- Developers: 3D Technologies R&D Ltd
- Operating system: Microsoft Windows, Linux
- Available in: Chinese (Simplified), Chinese (Traditional), English, French, German, Italian, Spanish
- Type: Digital signage, indoor positioning system, interactive kiosk, 3D modeling
- Website: 3dwayfinder.com

= 3D Wayfinder =

3D Wayfinder is an indoor wayfinding software and service used to help visitors navigate in large public buildings (shopping centers, airports, train stations, hospitals, universities etc.)

3D Wayfinder uses a 3D floor plans of a building and renders it in real-time. It displays interactive information layers. The software can be used on interactive kiosks or as a mobile application.

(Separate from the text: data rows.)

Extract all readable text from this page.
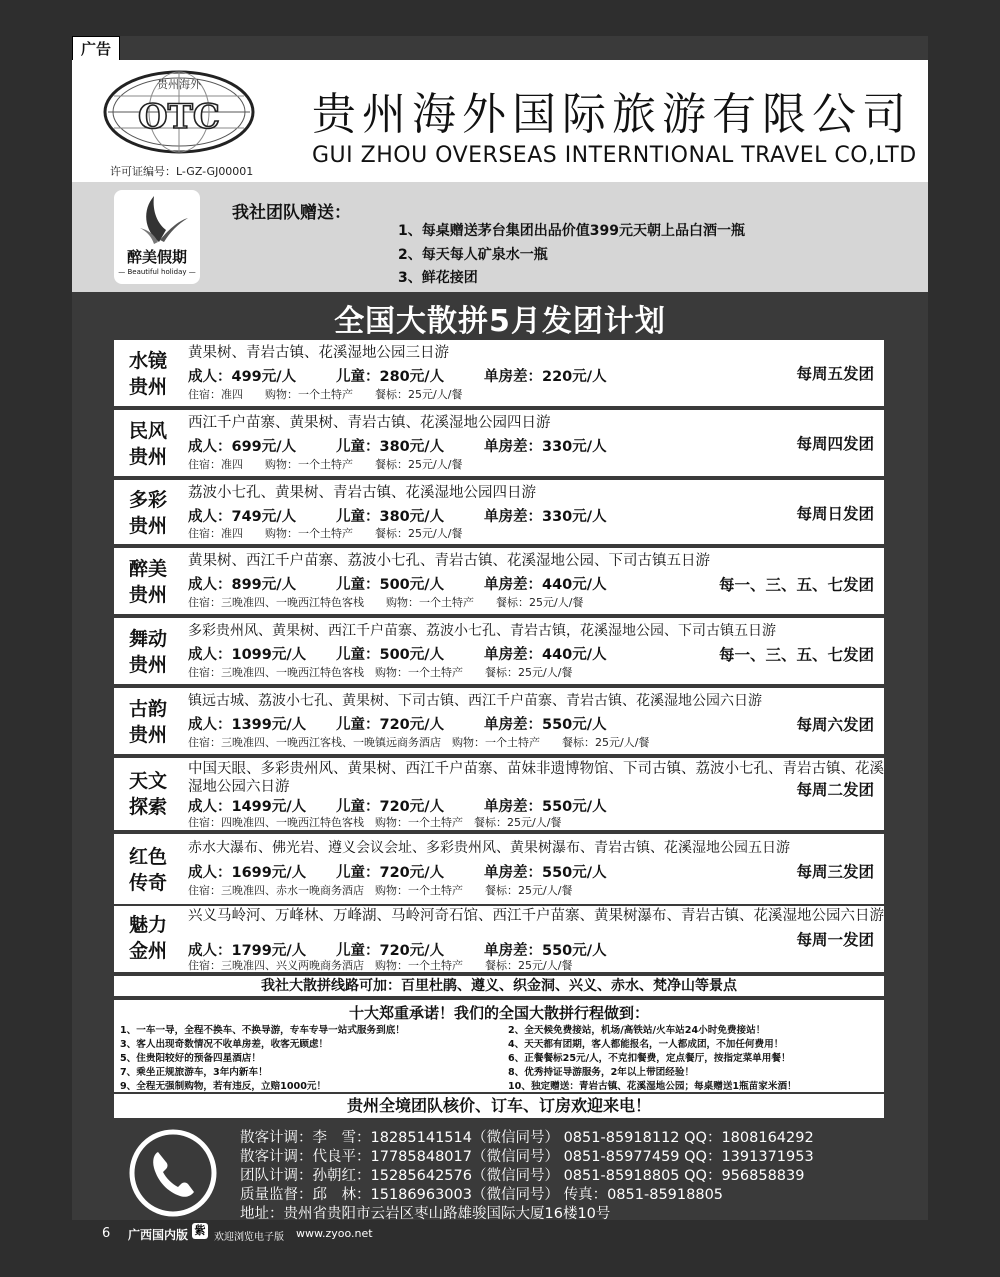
广告
贵州海外
OTC
许可证编号：L-GZ-GJ00001
贵州海外国际旅游有限公司
GUI ZHOU OVERSEAS INTERNTIONAL TRAVEL CO,LTD
醉美假期
— Beautiful holiday —
我社团队赠送：
1、每桌赠送茅台集团出品价值399元天朝上品白酒一瓶
2、每天每人矿泉水一瓶
3、鲜花接团
全国大散拼5月发团计划
水镜
贵州
黄果树、青岩古镇、花溪湿地公园三日游
成人：499元/人	儿童：280元/人	单房差：220元/人
住宿：准四　　购物：一个土特产　　餐标：25元/人/餐
每周五发团
民风
贵州
西江千户苗寨、黄果树、青岩古镇、花溪湿地公园四日游
成人：699元/人	儿童：380元/人	单房差：330元/人
住宿：准四　　购物：一个土特产　　餐标：25元/人/餐
每周四发团
多彩
贵州
荔波小七孔、黄果树、青岩古镇、花溪湿地公园四日游
成人：749元/人	儿童：380元/人	单房差：330元/人
住宿：准四　　购物：一个土特产　　餐标：25元/人/餐
每周日发团
醉美
贵州
黄果树、西江千户苗寨、荔波小七孔、青岩古镇、花溪湿地公园、下司古镇五日游
成人：899元/人	儿童：500元/人	单房差：440元/人
住宿：三晚准四、一晚西江特色客栈　　购物：一个土特产　　餐标：25元/人/餐
每一、三、五、七发团
舞动
贵州
多彩贵州风、黄果树、西江千户苗寨、荔波小七孔、青岩古镇，花溪湿地公园、下司古镇五日游
成人：1099元/人 儿童：500元/人	单房差：440元/人
住宿：三晚准四、一晚西江特色客栈　购物：一个土特产　　餐标：25元/人/餐
每一、三、五、七发团
古韵
贵州
镇远古城、荔波小七孔、黄果树、下司古镇、西江千户苗寨、青岩古镇、花溪湿地公园六日游
成人：1399元/人 儿童：720元/人	单房差：550元/人
住宿：三晚准四、一晚西江客栈、一晚镇远商务酒店　购物：一个土特产　　餐标：25元/人/餐
每周六发团
天文
探索
中国天眼、多彩贵州风、黄果树、西江千户苗寨、苗妹非遗博物馆、下司古镇、荔波小七孔、青岩古镇、花溪湿地公园六日游
成人：1499元/人 儿童：720元/人	单房差：550元/人
住宿：四晚准四、一晚西江特色客栈　购物：一个土特产　餐标：25元/人/餐
每周二发团
红色
传奇
赤水大瀑布、佛光岩、遵义会议会址、多彩贵州风、黄果树瀑布、青岩古镇、花溪湿地公园五日游
成人：1699元/人 儿童：720元/人	单房差：550元/人
住宿：三晚准四、赤水一晚商务酒店　购物：一个土特产　　餐标：25元/人/餐
每周三发团
魅力
金州
兴义马岭河、万峰林、万峰湖、马岭河奇石馆、西江千户苗寨、黄果树瀑布、青岩古镇、花溪湿地公园六日游
成人：1799元/人 儿童：720元/人	单房差：550元/人
住宿：三晚准四、兴义两晚商务酒店　购物：一个土特产　　餐标：25元/人/餐
每周一发团
我社大散拼线路可加：百里杜鹃、遵义、织金洞、兴义、赤水、梵净山等景点
十大郑重承诺！我们的全国大散拼行程做到：
1、一车一导，全程不换车、不换导游，专车专导一站式服务到底！	2、全天候免费接站，机场/高铁站/火车站24小时免费接站！
3、客人出现奇数情况不收单房差，收客无顾虑！	4、天天都有团期，客人都能报名，一人都成团，不加任何费用！
5、住贵阳较好的预备四星酒店！	6、正餐餐标25元/人，不克扣餐费，定点餐厅，按指定菜单用餐！
7、乘坐正规旅游车，3年内新车！	8、优秀持证导游服务，2年以上带团经验！
9、全程无强制购物，若有违反，立赔1000元！	10、独定赠送：青岩古镇、花溪湿地公园；每桌赠送1瓶苗家米酒！
贵州全境团队核价、订车、订房欢迎来电！
散客计调：李　雪：18285141514（微信同号） 0851-85918112 QQ：1808164292
散客计调：代良平：17785848017（微信同号） 0851-85977459 QQ：1391371953
团队计调：孙朝红：15285642576（微信同号） 0851-85918805 QQ：956858839
质量监督：邱　林：15186963003（微信同号） 传真：0851-85918805
地址：贵州省贵阳市云岩区枣山路雄骏国际大厦16楼10号
6 广西国内版 紫
欢迎浏览电子版 www.zyoo.net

3D Wayfinder enables users to visualize the shortest path from the user's position to the searched location. At the same time, users can zoom, rotate, and change floors on the building's 3D map. All the existing objects, like escalators, doors, elevators, trees, stairs, etc., can be included on the 3D floorplan. Displayed floor plans can be switched, and usually the roof of the building is also included on the 3D model of the building to provide a better understanding of the building and map direction.

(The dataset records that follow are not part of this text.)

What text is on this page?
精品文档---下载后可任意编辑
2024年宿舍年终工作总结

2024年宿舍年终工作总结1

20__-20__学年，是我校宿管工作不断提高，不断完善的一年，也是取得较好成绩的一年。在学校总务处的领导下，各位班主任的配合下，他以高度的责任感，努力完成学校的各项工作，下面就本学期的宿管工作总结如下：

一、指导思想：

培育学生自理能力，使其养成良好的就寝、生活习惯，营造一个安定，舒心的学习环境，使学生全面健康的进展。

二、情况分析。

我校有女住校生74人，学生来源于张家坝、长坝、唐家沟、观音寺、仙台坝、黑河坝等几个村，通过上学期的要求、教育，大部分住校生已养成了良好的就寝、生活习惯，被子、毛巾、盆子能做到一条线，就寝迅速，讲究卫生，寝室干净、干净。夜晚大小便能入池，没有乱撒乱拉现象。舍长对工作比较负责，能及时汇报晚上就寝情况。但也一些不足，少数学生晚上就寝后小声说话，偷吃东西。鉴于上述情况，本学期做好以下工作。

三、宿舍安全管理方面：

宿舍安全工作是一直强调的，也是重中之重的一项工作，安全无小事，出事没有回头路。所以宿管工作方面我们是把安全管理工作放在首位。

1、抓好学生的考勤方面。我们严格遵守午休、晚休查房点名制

== 3D Wayfinder engines ==
3D Wayfinder is using JavaScript and the WebGL-based FRAK (engine) developed by 3D Technologies R&D. The 3D Wayfinder application is simple to embed on the user's website. It works with most common web browsers (Mozilla, IE, Safari etc.) on Windows, Linux and Mac.

== Supported platforms ==
- Kiosk solution works on Windows 7, Linux, and Macintosh machines;
- Mobile application runs on Android and iOS devices;
- Web version runs on all modern browsers that have HTML5 support.

== Features ==
- 3D, semi 3D or 2D map;
- Search engine for finding locations
- Pinch zoom and rotate the 3D map and move in all directions;
- “You are here” spot – indicates user's current location;
- Graphical route animation;
- Realtime 3D walkthrough;
- Route and coupons printout;
- Multilingual content – Arabic, Chinese, English, French, Hindi, Russian, Spanish etc.;
- Content Management System for remote management;
- Statistics of usage – tenant popularity, language popularity, popular search keywords, most popular advertisements;
- Custom user interface;
- Possible to integrate with different physical devices – proximity sensors, speakers, printers and others;
- Multiple integrations are possible – social networks, timetables, clock, weather, transportation, websites, campaigns and others.

== Advertising ==
3D Wayfinder is also a channel for communicating with customers. It is possible to add three types of advertisements:

- Banner ads (images, videos, animation etc.)
- Highlighted directory items with additional ad text (similar to Google Sponsored Links)
- Small pop-up banners in the 3D plan.

The 3D Wayfinder application is used by many shopping malls around Europe to guide visitors, and keep tenant information up to date.